Russian gas producer Gazprom cut deliveries to the Nord Stream 1 pipeline last week due to delays in equipment sent for an overhaul to Siemens, he said. Siemens reported that it sent the turbines to a factory in Canada which in turn blocked their return as it imposed sanctions on Gazprom over the Russian invasion of Ukraine.

Germany has found that it receives 60 percent less gas from Russia, and the economy minister has outlined several measures that should compensate for Gazprom's reduced deliveries. Habeck wants to reduce gas consumption in electricity production and industry and give priority to filling storage for the winter.

Instead of gas-fired power plants, more electricity should be produced in coal-fired power plants, he suggests.

The document has five pages, here is what is being prepared


In a five-page document, the economy minister points out that "gas consumption must be further reduced, and more gas must be directed to storage facilities because there will not be enough of it this winter."

Habeck also proposed measures to reduce gas consumption in households, citing the introduction of limits on its use for heating. Chancellor Olaf Scholz told the dpa that he was against discussing "individual measures" until a comprehensive plan was drawn up.

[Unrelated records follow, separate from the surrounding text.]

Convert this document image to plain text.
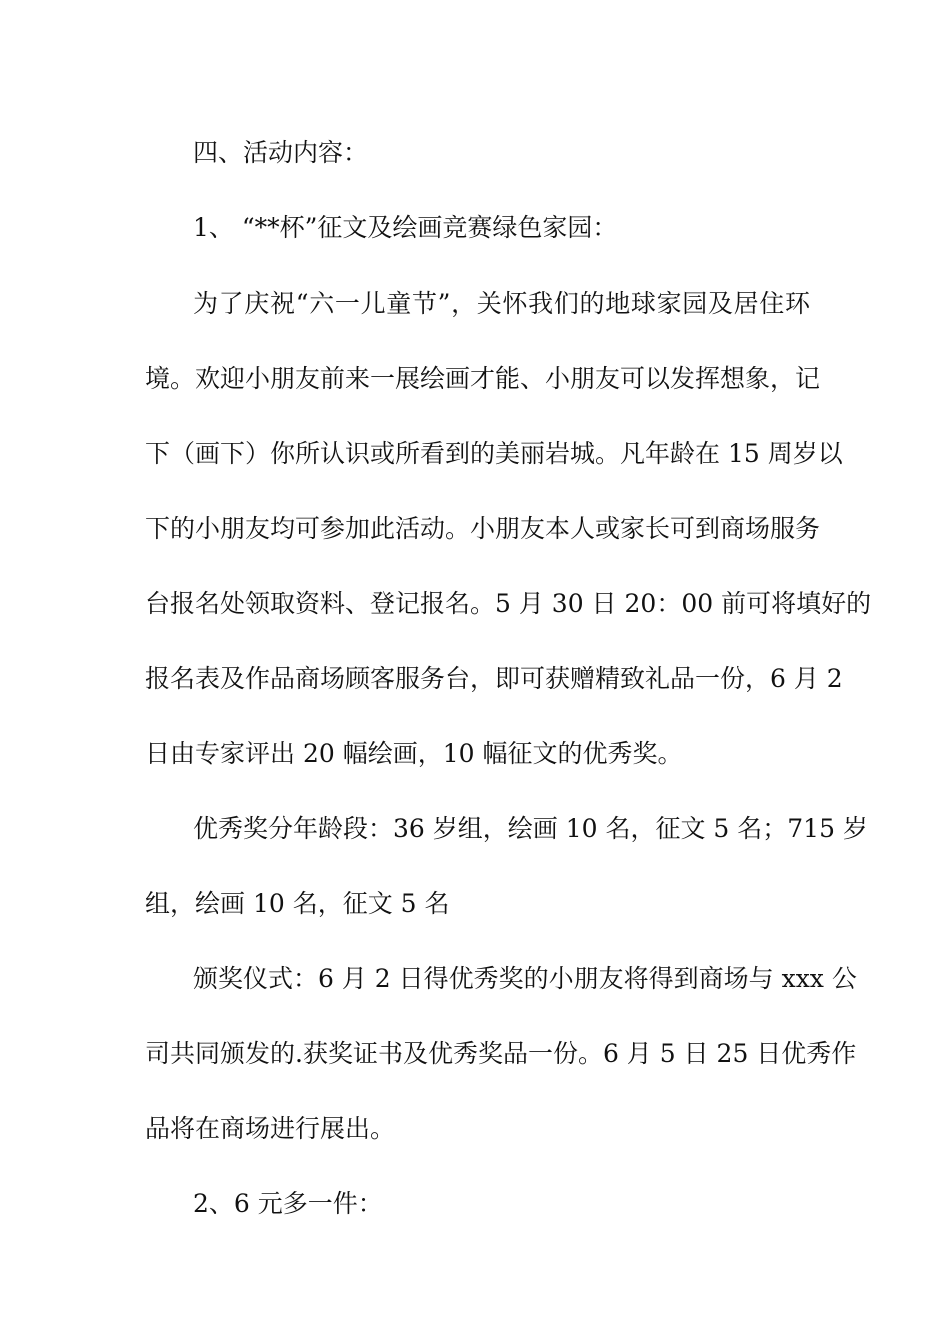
四、活动内容：

1、 “**杯”征文及绘画竞赛绿色家园：

为了庆祝“六一儿童节”，关怀我们的地球家园及居住环

境。欢迎小朋友前来一展绘画才能、小朋友可以发挥想象，记

下（画下）你所认识或所看到的美丽岩城。凡年龄在 15 周岁以

下的小朋友均可参加此活动。小朋友本人或家长可到商场服务

台报名处领取资料、登记报名。5 月 30 日 20：00 前可将填好的

报名表及作品商场顾客服务台，即可获赠精致礼品一份，6 月 2

日由专家评出 20 幅绘画，10 幅征文的优秀奖。

优秀奖分年龄段：36 岁组，绘画 10 名，征文 5 名；715 岁

组，绘画 10 名，征文 5 名

颁奖仪式：6 月 2 日得优秀奖的小朋友将得到商场与 xxx 公

司共同颁发的.获奖证书及优秀奖品一份。6 月 5 日 25 日优秀作

品将在商场进行展出。

2、6 元多一件：
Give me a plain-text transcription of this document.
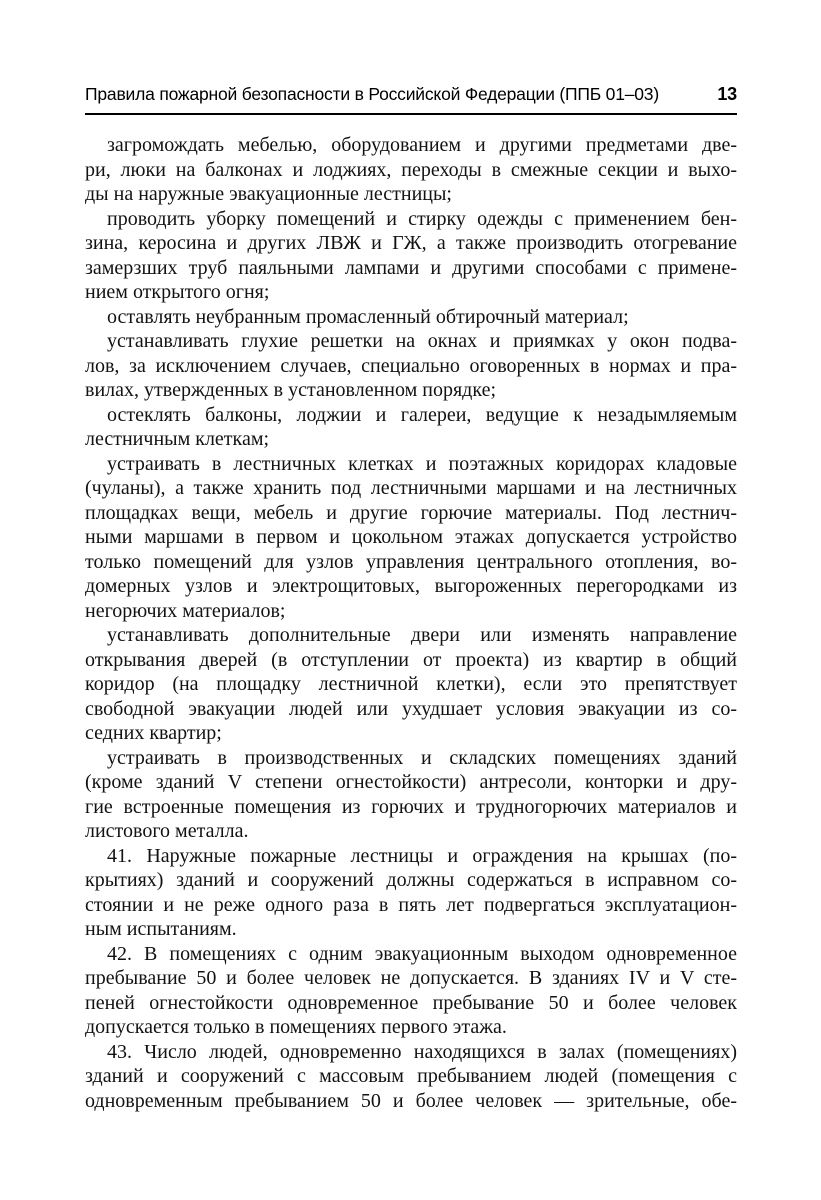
Правила пожарной безопасности в Российской Федерации (ППБ 01–03)	13
загромождать мебелью, оборудованием и другими предметами две-
ри, люки на балконах и лоджиях, переходы в смежные секции и выхо-
ды на наружные эвакуационные лестницы;
проводить уборку помещений и стирку одежды с применением бен-
зина, керосина и других ЛВЖ и ГЖ, а также производить отогревание
замерзших труб паяльными лампами и другими способами с примене-
нием открытого огня;
оставлять неубранным промасленный обтирочный материал;
устанавливать глухие решетки на окнах и приямках у окон подва-
лов, за исключением случаев, специально оговоренных в нормах и пра-
вилах, утвержденных в установленном порядке;
остеклять балконы, лоджии и галереи, ведущие к незадымляемым
лестничным клеткам;
устраивать в лестничных клетках и поэтажных коридорах кладовые
(чуланы), а также хранить под лестничными маршами и на лестничных
площадках вещи, мебель и другие горючие материалы. Под лестнич-
ными маршами в первом и цокольном этажах допускается устройство
только помещений для узлов управления центрального отопления, во-
домерных узлов и электрощитовых, выгороженных перегородками из
негорючих материалов;
устанавливать дополнительные двери или изменять направление
открывания дверей (в отступлении от проекта) из квартир в общий
коридор (на площадку лестничной клетки), если это препятствует
свободной эвакуации людей или ухудшает условия эвакуации из со-
седних квартир;
устраивать в производственных и складских помещениях зданий
(кроме зданий V степени огнестойкости) антресоли, конторки и дру-
гие встроенные помещения из горючих и трудногорючих материалов и
листового металла.
41. Наружные пожарные лестницы и ограждения на крышах (по-
крытиях) зданий и сооружений должны содержаться в исправном со-
стоянии и не реже одного раза в пять лет подвергаться эксплуатацион-
ным испытаниям.
42. В помещениях с одним эвакуационным выходом одновременное
пребывание 50 и более человек не допускается. В зданиях IV и V сте-
пеней огнестойкости одновременное пребывание 50 и более человек
допускается только в помещениях первого этажа.
43. Число людей, одновременно находящихся в залах (помещениях)
зданий и сооружений с массовым пребыванием людей (помещения с
одновременным пребыванием 50 и более человек — зрительные, обе-
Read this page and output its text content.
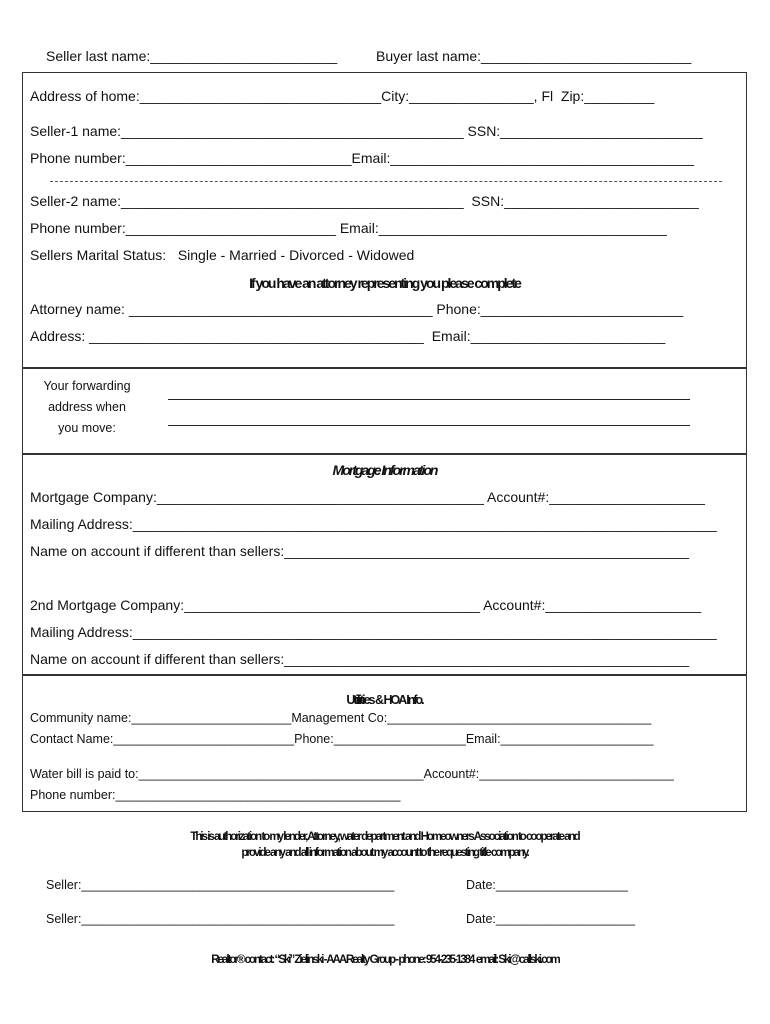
Seller last name:________________________	Buyer last name:___________________________
Address of home:_______________________________City:________________, Fl  Zip:_________
Seller-1 name:____________________________________________ SSN:__________________________
Phone number:_____________________________Email:_______________________________________
Seller-2 name:____________________________________________  SSN:_________________________
Phone number:___________________________ Email:_____________________________________
Sellers Marital Status:   Single - Married - Divorced - Widowed
If you have an attorney representing you please complete
Attorney name: _______________________________________ Phone:__________________________
Address: ___________________________________________  Email:_________________________
Your forwarding
address when
you move:
Mortgage Information
Mortgage Company:__________________________________________ Account#:____________________
Mailing Address:___________________________________________________________________________
Name on account if different than sellers:____________________________________________________
2nd Mortgage Company:______________________________________ Account#:____________________
Mailing Address:___________________________________________________________________________
Name on account if different than sellers:____________________________________________________
Utilities & HOA Info.
Community name:_______________________Management Co:______________________________________
Contact Name:__________________________Phone:___________________Email:______________________
Water bill is paid to:_________________________________________Account#:____________________________
Phone number:_________________________________________
This is authorization to my lender, Attorney, water department and Homeowners Association to cooperate and
provide any and all information about my account to the requesting title company.
Seller:_____________________________________________	Date:___________________
Seller:_____________________________________________	Date:____________________
Realtor® contact: “Ski” Zielinski - AAA Realty Group - phone: 954-235-1384  email: Ski@callski.com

The government is also planning an additional credit line of 15 billion euros through the state development bank KfW, sources for dpa claim. Habeck also plans to introduce gas sales at auctions this summer to encourage consumers in the industry to save.

The plan is for industrial consumers who are not in dire need of gas to reduce its consumption, for a fee, and make it available for stockpiling. The Free Democrats (FDP), which together with the Social Democrats and the Greens form the ruling coalition, are calling for a review of the ban on hydraulic fracturing, a controversial method of extracting shale gas by injecting liquids with chemicals under high pressure.

"Scientific studies show that, by modern safety standards, fracturing does not cause significant damage to the environment," FDP parliamentary faction chief Torsten Herbst told the Sunday edition of Die Welt. Those who import it from the US cannot oppose the promotion of safe fracturing in Germany, Herbst believes.

Speaking in Flensburg, the economy minister said the government would soon present citizens with answers to important questions. "The country is hard hit by high inflation, spurred by the prices of energy produced from fossil sources," Habeck said.

“We have more options to minimize those prices,” he argued. "But the question is fairness," that is, how to provide enough support to businesses and enough energy to households, he explained. Due to the sharp rise in prices, the government recently introduced measures that should reduce the prices of gasoline and public transport. The Chancellor and the Minister of Economy are asking for such support to be extended.